How do I eliminate file write latency spikes on mdadm raid0?

Question

High Level Problem Summary

We are working on an application that requires high throughput to RAID0 for extended periods of time. There are up to 8 independent 5 GB/s data streams being written to dedicated RAIDs (1 RAID per data stream). This works just fine most of the time, however there are apparently unpredictable file write latency spikes that result in the stream buffers overflowing and therefore, data loss.

Has anyone seen similar issues? If so, what changes might I make in my software to prevent it from happening?

Offending Code

The following is the code that runs on our file IO threads. Note that due to restrictions of the platform the rest of our app is built on, we are limited to passing a single argument to this function, which is why we must unpack it at the top of the function. Also note that we are most concerned with the pwritev() line.

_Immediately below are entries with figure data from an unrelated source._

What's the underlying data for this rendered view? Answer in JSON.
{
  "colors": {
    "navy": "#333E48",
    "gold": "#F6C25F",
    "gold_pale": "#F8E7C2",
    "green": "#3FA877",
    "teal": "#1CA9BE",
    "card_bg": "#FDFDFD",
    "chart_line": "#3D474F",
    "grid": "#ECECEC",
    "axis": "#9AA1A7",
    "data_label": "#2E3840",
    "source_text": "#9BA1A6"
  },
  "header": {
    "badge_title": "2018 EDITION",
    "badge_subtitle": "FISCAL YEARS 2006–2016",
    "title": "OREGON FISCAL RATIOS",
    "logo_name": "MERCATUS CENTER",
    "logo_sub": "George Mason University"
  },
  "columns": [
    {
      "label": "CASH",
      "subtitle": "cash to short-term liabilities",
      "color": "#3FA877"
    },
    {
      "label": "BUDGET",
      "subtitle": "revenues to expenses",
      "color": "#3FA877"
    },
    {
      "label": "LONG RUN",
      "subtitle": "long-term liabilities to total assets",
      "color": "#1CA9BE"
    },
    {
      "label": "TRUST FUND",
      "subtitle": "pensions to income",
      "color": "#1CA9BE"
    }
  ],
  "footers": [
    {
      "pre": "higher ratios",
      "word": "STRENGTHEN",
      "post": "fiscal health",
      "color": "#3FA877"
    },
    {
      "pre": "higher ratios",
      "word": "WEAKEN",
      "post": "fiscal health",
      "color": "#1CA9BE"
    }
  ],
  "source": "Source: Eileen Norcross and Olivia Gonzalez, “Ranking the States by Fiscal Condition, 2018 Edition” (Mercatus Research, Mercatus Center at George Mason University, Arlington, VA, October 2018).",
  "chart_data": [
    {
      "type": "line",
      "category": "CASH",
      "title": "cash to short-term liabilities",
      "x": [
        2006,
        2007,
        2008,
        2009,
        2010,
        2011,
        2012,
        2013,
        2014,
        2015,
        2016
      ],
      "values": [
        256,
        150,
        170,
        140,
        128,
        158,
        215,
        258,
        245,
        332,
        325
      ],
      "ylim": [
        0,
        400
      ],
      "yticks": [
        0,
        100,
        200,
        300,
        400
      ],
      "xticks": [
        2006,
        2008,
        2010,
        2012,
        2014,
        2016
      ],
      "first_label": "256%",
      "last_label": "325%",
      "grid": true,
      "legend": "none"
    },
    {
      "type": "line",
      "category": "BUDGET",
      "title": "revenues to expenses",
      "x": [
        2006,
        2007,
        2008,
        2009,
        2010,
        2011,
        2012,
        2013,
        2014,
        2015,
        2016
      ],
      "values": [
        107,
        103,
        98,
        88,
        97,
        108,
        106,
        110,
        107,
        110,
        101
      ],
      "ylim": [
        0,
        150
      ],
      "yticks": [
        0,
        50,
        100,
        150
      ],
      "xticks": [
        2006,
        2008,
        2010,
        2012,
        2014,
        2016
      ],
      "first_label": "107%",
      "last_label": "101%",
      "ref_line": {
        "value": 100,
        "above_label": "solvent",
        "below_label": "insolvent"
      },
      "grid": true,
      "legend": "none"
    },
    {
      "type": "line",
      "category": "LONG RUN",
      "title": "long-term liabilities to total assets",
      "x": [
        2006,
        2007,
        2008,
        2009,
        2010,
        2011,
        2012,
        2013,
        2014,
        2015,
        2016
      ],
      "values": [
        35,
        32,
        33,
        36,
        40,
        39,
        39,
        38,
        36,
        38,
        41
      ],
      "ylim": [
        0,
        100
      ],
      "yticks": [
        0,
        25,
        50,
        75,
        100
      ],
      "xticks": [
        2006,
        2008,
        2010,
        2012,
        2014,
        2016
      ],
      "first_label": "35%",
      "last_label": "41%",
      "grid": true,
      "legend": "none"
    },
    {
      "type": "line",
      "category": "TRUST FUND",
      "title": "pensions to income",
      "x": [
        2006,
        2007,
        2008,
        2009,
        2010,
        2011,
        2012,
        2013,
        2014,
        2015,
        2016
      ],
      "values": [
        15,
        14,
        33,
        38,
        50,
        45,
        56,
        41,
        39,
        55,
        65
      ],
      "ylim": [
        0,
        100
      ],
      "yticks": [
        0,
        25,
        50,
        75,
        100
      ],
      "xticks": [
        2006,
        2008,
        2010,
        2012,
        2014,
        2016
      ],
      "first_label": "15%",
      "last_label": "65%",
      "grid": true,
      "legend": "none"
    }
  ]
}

void IoThreadFunction(IoThreadArgument *argument)
{
    /////////////// Unpack the argument ///////////////
    rte_ring* io_job_buffer = argument->io_job_buffer;
    rte_ring* job_pool = argument->job_pool;
    bool* stop_signal = argument->stop_signal;
    int fd = argument->fd;
    std::shared_ptr<bool> initialized = argument->initialized;
    ///////////////////////////////////////////////////
int status;
Job* job;

spdlog::trace(&quot;io thread servicing fd {0} started on lcore {1}.&quot;, fd, rte_lcore_id());

*initialized = true;

while(!*stop_signal || rte_ring_count(io_job_buffer))
{
    /////   This part of the code receives data from
    /////   other parts of the app. And creates an IOVEC
    /////   array that will be used for vectorized
    /////   file IO. It is not suspected to be the
    /////   root of the problem.
    /////   START SECTION

    // Poll io job queue
    if(rte_ring_mc_dequeue(io_job_buffer, (void**)&amp;job) == -ENOENT) continue;

    // Populate iovecs
    job-&gt;populate_iovecs();

    ///// END SECTION

    // Write the data to file
    pwritev2(fd, job-&gt;iovecs, job-&gt;num_packets, job-&gt;file_offset, RWF_HIPRI);

    // Free dpdk packets
    rte_pktmbuf_free_bulk(job-&gt;packets, job-&gt;num_packets);

    // Restore job to pool
    rte_ring_mp_enqueue(job_pool, job);
}

}

System Hardware

The computer that our app is running on is a server with 2 AMD EPYC 7643 48-core processors. Hyperthreading is intentionally disabled.
Each RAID0 is built using two NVMes, each capable of 3.5 GB/s sustained write speeds, so we should be able to get up to 7 GB/s write speeds, in theory.
All of our hardware has the latest firmware installed.

System Software

We are using Ubuntu 22.04 LTS running on the 5.15.0.86-generic Linux kernel.
The following boot arguments are used to optimize the software environment for our application: isolcpus=0-39,48-87 rcu_nocbs=0-39,48-87 processor.max_cstate=0 nohz=off rcu_nocb_poll audit=0 nosoftlockup amd_iommu=on iommu=pt mce=ignore_c. Note that some of these boot arguments are required for other parts of the application that are not related to writing data to disk. The isoclcpus argument is set up to isolate the cores that our application uses to stream the data to disk, minimizing system interrupts that may induce more latency.

Other Relevant Details

Our application is NUMA-aware, so data that originates on a given NUMA node will always end up on a RAID belonging to the same NUMA node.
The app uses up to 4 dedicated threads per data stream for file IO. We have tried using as few as 2 threads per stream, but 4 are required for io throughput reliability.
Each stream is written to a single file that may grow as large as 5 TB.
We're using synchronous pwritev() calls to write the data to the RAIDs. Note that we have experimented thoroughly with other approaches, such as iouring, but due to the nature of the data stream, synchronous pwritev() calls yield the highest and most reliable throughput for us.
The data arrives in packets that are 8192 bytes wide, and we are writing 1024 packets at a time with vectorized writes to take full advantage of pwritev().
All data is page-aligned, and all file writes bypass the Linux page cache using the O_DIRECT flag.
The space for each file is pre-allocated using fallocate()
The RAIDs are configured with mdadm with the following options: mdadm --create /dev/md0 --chunk=256 --level=0 --raid-devices=2 /dev/nvme[n]n1 /dev/nvme[n+1]n1
The RAIDs all have XFS file systems that are created with the following options: mkfs.xfs -b size=4096 -d sunit=512,swidth=1024 -f /dev/md[n]. The filesystem is configured to best accommodate the RAID geometry.